I GET TO SPEND this sunny Saturday all inside, giving a fourth thorough scrub-down to MISC Towers in preparation for its open showing on Sunday. Yes, you can view this lovely little jewel of a hi-rise condo, and then make it your very own. It’ll be open 1-4 p.m. There’s nothing worthwhile on TV then (I’ve checked); the ski slopes will all be mushy and gross; you’ve really no excuse not to come down. A professional representative of the real estate industry will be on hand to answer all of your concerns.

BILL WHITE BELIEVES “there needs to be a new genre created to describe Seattle’s country music. It is as different from Americana and alt-country as Burgundy is from Chablis. Closer to European folk music than the hard-kicking roots music of the South, [Jesse] Sykes and the Sweet Hereafter evoke a Scandinavian sense of dread that savagely denies itself the merriment of a Tennessee waltz.”

There’s a reason for this uniqueness, and it’s called Glitterhouse Records. Thanks to them, many of Seattle’s leading alt-country acts (the Walkabouts, Terry Lee Hale, et al.) have typically had great distribution in Europe but a spotty (if any) market presence on our own continent.

Thus, Seattle alt-country’s been defined less by attempts to re-create the pre-Opryland country sound, and more by an intellectualized, upscale, English-as-a-second-language Euro audience, and by Euro-influenced imagery of the American open road, American isolation, and American detachment. (Cf. the US-set films of Wim Wenders and Lars Von Trier.)

IT’S NOW A MONTH since my father died. I’ve got more to say about that, and might post it soon.

In the meantime, please be edified by this remembrance of the mother of an acquaintance of mine.

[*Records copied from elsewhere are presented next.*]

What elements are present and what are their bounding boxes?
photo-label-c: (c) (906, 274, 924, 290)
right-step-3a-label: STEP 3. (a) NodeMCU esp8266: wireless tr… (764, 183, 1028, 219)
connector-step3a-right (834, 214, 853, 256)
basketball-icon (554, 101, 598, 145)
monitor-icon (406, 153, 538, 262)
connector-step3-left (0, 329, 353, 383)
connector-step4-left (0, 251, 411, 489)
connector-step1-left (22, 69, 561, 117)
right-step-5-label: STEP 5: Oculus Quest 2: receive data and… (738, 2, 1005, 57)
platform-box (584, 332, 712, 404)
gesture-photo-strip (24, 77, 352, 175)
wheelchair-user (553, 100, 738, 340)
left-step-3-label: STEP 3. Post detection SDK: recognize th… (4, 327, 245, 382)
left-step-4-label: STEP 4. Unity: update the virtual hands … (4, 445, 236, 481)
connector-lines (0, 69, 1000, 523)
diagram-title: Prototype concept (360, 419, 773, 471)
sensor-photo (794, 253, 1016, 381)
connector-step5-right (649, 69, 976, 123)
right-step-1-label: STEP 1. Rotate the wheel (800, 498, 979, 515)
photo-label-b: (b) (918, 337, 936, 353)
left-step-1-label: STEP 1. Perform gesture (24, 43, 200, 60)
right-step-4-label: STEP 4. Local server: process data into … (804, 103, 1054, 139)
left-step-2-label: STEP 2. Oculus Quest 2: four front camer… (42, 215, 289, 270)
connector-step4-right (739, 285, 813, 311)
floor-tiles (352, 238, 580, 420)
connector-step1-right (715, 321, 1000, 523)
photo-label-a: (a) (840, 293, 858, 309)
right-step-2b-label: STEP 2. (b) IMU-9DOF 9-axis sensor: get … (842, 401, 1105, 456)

SOME REPUBLICAN LEGISLATORS are suggesting that Eastern Washington secede into a separate state. I wouldn’t mind that, actually. When the original Oregon Territory was split in two back in the mid-19th century, it should have been cut east-west instead of north-south. Under the new scheme, we’d keep our two U.S. Senators; the realm of Hanford and the Gorge Ampitheatre would get two of its own.

I’d also like to see statehood for Washington DC, and for certain “blue” territories that sometimes get dominated by their “red” outskirts in state and federal elections (NYC, Chicago, etc.).